Have you had a major life change? Did you get married, divorced, or maybe you had children? Be sure that your beneficiary designation is up to date, reflecting your current life circumstances. You can update your beneficiary designation easily online by logging into your account and following the links to “Beneficiaries”. Remember, if you designate a beneficiary other than your spouse, your spouse’s notarized signature is required to validate your beneficiary designation.
Be sure to regularly review your paychecks and your retirement plan statements to make sure that your contribution amount is correct. At least annually, review your contribution percentage. When you get a raise, consider using part of the raise to increase your contribution percentage. Are you saving enough to live your retirement dreams?

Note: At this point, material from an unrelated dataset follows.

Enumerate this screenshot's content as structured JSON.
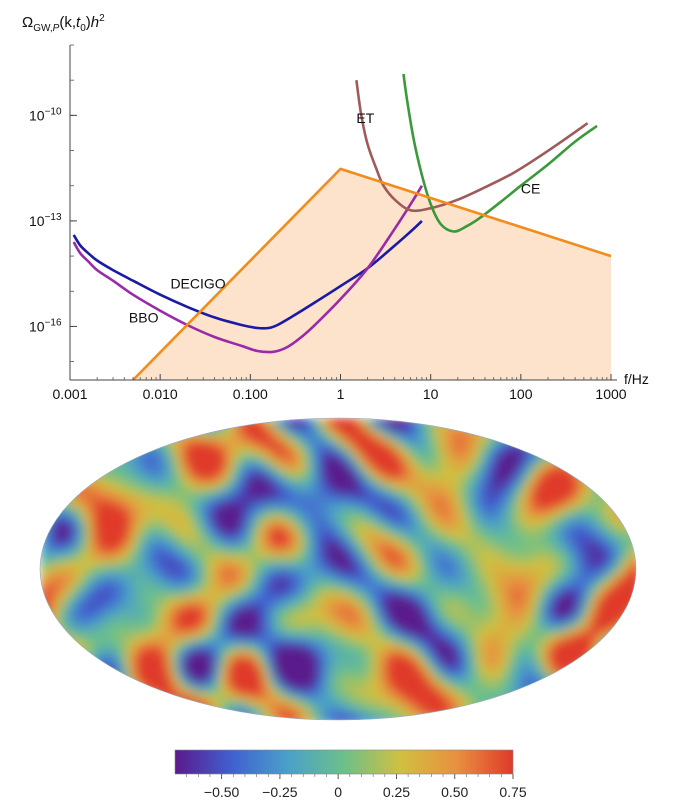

When you retire or change jobs, you can take a distribution from your account. You may take a cash distribution or rollover your funds to an individual retirement account (IRA) or to your new employer’s qualified plan. If you receive a cash distribution, your distribution is subject to a 20% mandatory withholding for federal income taxes. A 10% tax penalty may also apply if you are under 59 ½ years old. If you rollover your funds to a qualified plan or IRA, you will continue to defer paying taxes on your account balance. To request a distribution, login to your account and download a distribution form by following the links to “Forms” or request an online termination distribution by following the links to “Termination”.